Man chasing numbers in 2 part dosing is making me frustrated. my numbers are all out of whack since I started dosing. Right now I'm trying to determine which reading I should believe. I tested a saltwater mix I keep in storage for my monthly WC. I'm using Reef Crystals and they are known to test high in Calcium.

API Calcium - 460
Salifert - 375

I done the test multiple times with the same results, both kits are not expired. However the Salifert I did not buy I got it from a member who is leaving the hobby. The reason I'm concerned about my numbers is that I started dosing 2 part on April 1st. I also started dosing 1100ml of mag spread out 5 days to raise my mag levels since it was at 1140.

45g display + 30g long sump = around 65g total system volume, WC once a month 8g only. Tank is about 3+ years old and 8g WC is all I been doing for the pass 3+ years.

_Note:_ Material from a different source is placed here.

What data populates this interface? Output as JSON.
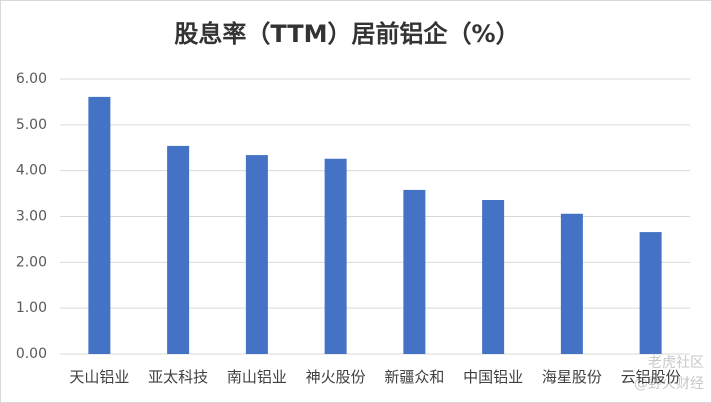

I have Kalk in my ATO for about a year now.

Numbers before 2 part dosing

March 31st 2018

PH 8.3 (Ph pen)
ALK - 7 (api)
Cal - 380 (api)
Mag - 1140 (api)

April 1st 2018 after 8 gallon water change before starting 2 part

PH 8.35 (Ph pen)
ALK - 8 (api)
Cal - 360 (api)
Mag - 1140 (api)

April 5th 2018, I started 2 part on the 1st and stopped on the 5th

PH 8.62 (Ph pen), 8.2 (api). Of course PH Pen was calibrated
ALK - 10 (api) , 10.6 (Salifert)
Cal - 460 (api), 375 (Salifert) 
Mag - 1380 (Salifert), All 1100ml of mag was finised dosing on the 5th

Because the cal and alk is so high I have stopped dosing completely. I still have kalk in my ato but thats it. I was dosing 40ml of each per day until the 5th. I'm going to let the alk and Cal drop to a safer level and start dosing again maybe this time 10-20ml of each. But which Calcium number should I trust so I can adjust? All fish and corals are fine to my eyes, I even feel that the polyp extension on my sps is more since I started dosing.


----------